I thought I’d head down to the Derwent, and instead of parking at Pow Hill as I normally do, I’d go to Milshield picnic area and run from there down to Pow Hill, do the loop around there before I was ready to pass out, and then head back – which would have the other advantage of splitting the dam-crossing legs up more. Apparently the carpark at Milshield is closed until the end of August as there’s some ITV show thing being filmed there and they don’t want Joe Bloggs bimbling in with his fishing gear and running shoes.

So, Pow Hill it was!

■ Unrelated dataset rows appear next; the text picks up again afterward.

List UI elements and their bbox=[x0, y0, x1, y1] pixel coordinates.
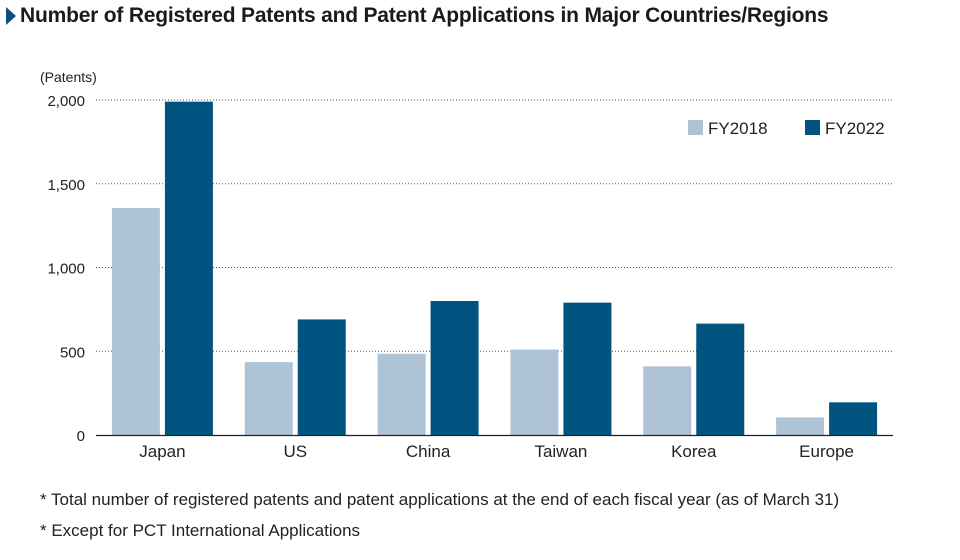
legend-swatch bbox=[688, 120, 703, 135]
bar-fy2022-korea bbox=[696, 323, 745, 435]
bar-fy2018-us bbox=[244, 362, 293, 435]
y-tick-label: 0 bbox=[77, 428, 85, 445]
y-unit-label: (Patents) bbox=[40, 69, 97, 85]
x-tick-label: Korea bbox=[671, 442, 717, 461]
legend-label: FY2022 bbox=[825, 119, 885, 138]
y-tick-label: 500 bbox=[60, 344, 85, 361]
bar-fy2018-korea bbox=[643, 366, 692, 435]
bar-fy2018-europe bbox=[776, 417, 825, 435]
bar-fy2018-china bbox=[377, 353, 426, 435]
chart-title-block: Number of Registered Patents and Patent … bbox=[6, 4, 829, 28]
y-tick-label: 2,000 bbox=[47, 93, 85, 110]
bar-fy2018-taiwan bbox=[510, 349, 559, 435]
chart-title: Number of Registered Patents and Patent … bbox=[20, 4, 829, 27]
x-tick-label: Taiwan bbox=[534, 442, 587, 461]
bar-fy2022-taiwan bbox=[563, 302, 612, 435]
footnote-1: * Total number of registered patents and… bbox=[40, 490, 840, 509]
legend-label: FY2018 bbox=[708, 119, 768, 138]
x-tick-label: China bbox=[406, 442, 451, 461]
bar-fy2022-us bbox=[297, 319, 346, 435]
bar-chart: 0 500 1,000 1,500 2,000 (Patents) Japan US China… bbox=[40, 69, 893, 461]
footnote-2: * Except for PCT International Applicati… bbox=[40, 521, 361, 540]
bar-fy2018-japan bbox=[111, 208, 160, 435]
bar-fy2022-europe bbox=[829, 402, 878, 435]
x-tick-label: Japan bbox=[139, 442, 185, 461]
y-tick-label: 1,500 bbox=[47, 177, 85, 194]
x-tick-label: US bbox=[283, 442, 307, 461]
bar-fy2022-china bbox=[430, 301, 479, 435]
legend-swatch bbox=[805, 120, 820, 135]
title-arrow-icon bbox=[6, 7, 16, 25]
bar-fy2022-japan bbox=[164, 101, 213, 436]
x-tick-label: Europe bbox=[799, 442, 854, 461]
y-tick-label: 1,000 bbox=[47, 261, 85, 278]
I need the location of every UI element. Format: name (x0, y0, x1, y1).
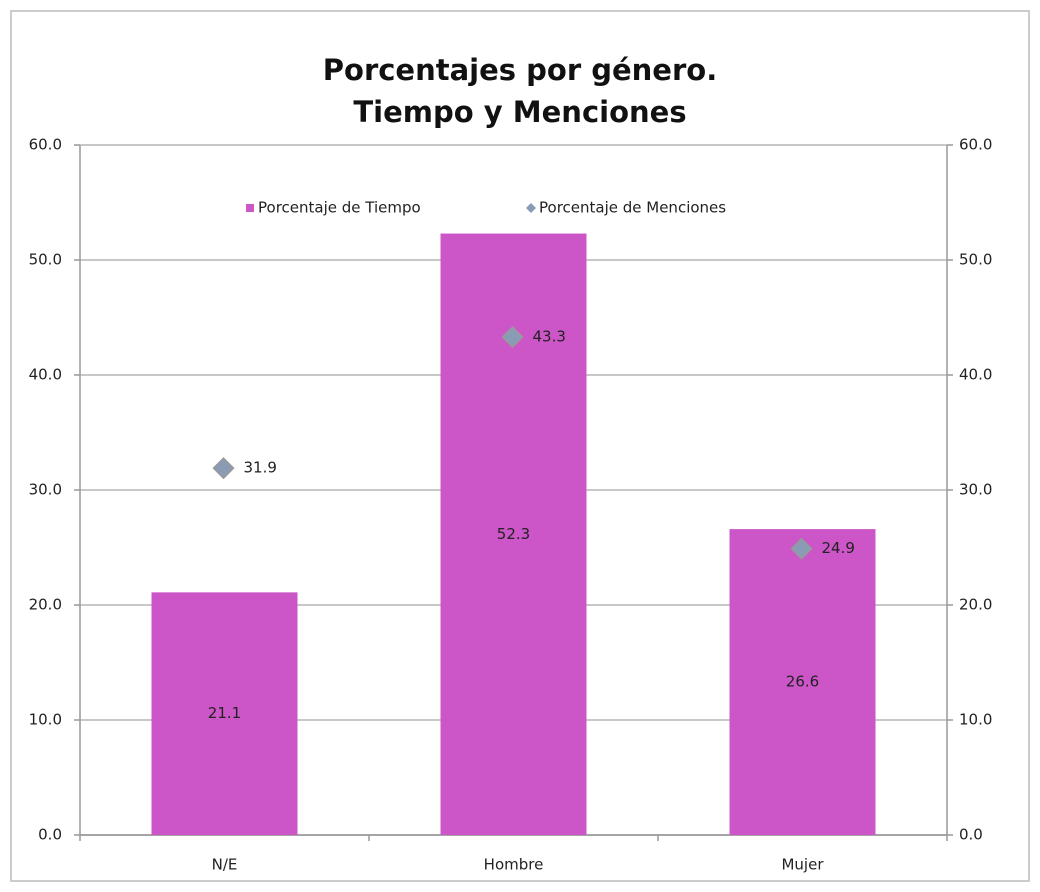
y2-tick-label: 0.0 (959, 826, 983, 844)
legend-label: Porcentaje de Menciones (539, 199, 726, 217)
data-label: 24.9 (822, 539, 855, 557)
y-tick-label: 60.0 (29, 136, 62, 154)
y-tick-label: 10.0 (29, 711, 62, 729)
y2-tick-label: 40.0 (959, 366, 992, 384)
data-label: 43.3 (533, 328, 566, 346)
chart-title: Porcentajes por género. (323, 53, 717, 87)
y-tick-label: 40.0 (29, 366, 62, 384)
chart-title: Tiempo y Menciones (353, 95, 686, 129)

This also meant I couldn’t do my original distance plan – going between the two picnic areas would have put me somewhere in the region of 10k, possibly a bit more with the loop around Pow Hill added on and I was hoping to hit between 10 and 12km on this run – can’t pester J about not hitting the distance for the GNR when I’m only doing 5k loops myself!

In my current ‘try different things’ vein, I also thought I’d try running with music again – I used to run with it all the time so I wouldn’t have to listen to my own depressingly raspy panting as I pootled along, but after signing on to one or two running club road races where headphones weren’t allowed, I got myself used to not taking them even on the longer ones where it was just me and listening to the wind and the birds. It helped that I got used to pacing myself on my breathing so I didn’t sound like a dying asthmatic the whole time, noone wants to listen to themselves sound like that! My headphones were charged up, but my ipod had been left on since last time it was used (however long ago that was) and was flat as a pancake. There goes that plan. Me and my ears it is then. I’d have to try and find a new distraction for crossing the dam.

It was bang on a mile – 1.6km – from the carpark to the gate at the start of the dam, and I don’t even remember it, I was sufficiently distracted by the various things to see and my own head that I was at the dam before I’d really realised it. The dam itself was less than half this distance across from gate to gate, but once again felt like twice as far. I don’t know how people do multiple loops of routes when doing races – like round and round the same athletics track, or 5 laps around Gibside for the Gibside Marathon knowing you’re going to hit the same horrible monster hills again and again and again!!! Talk about sapping! I can’t do a short, straight bridge without flagging!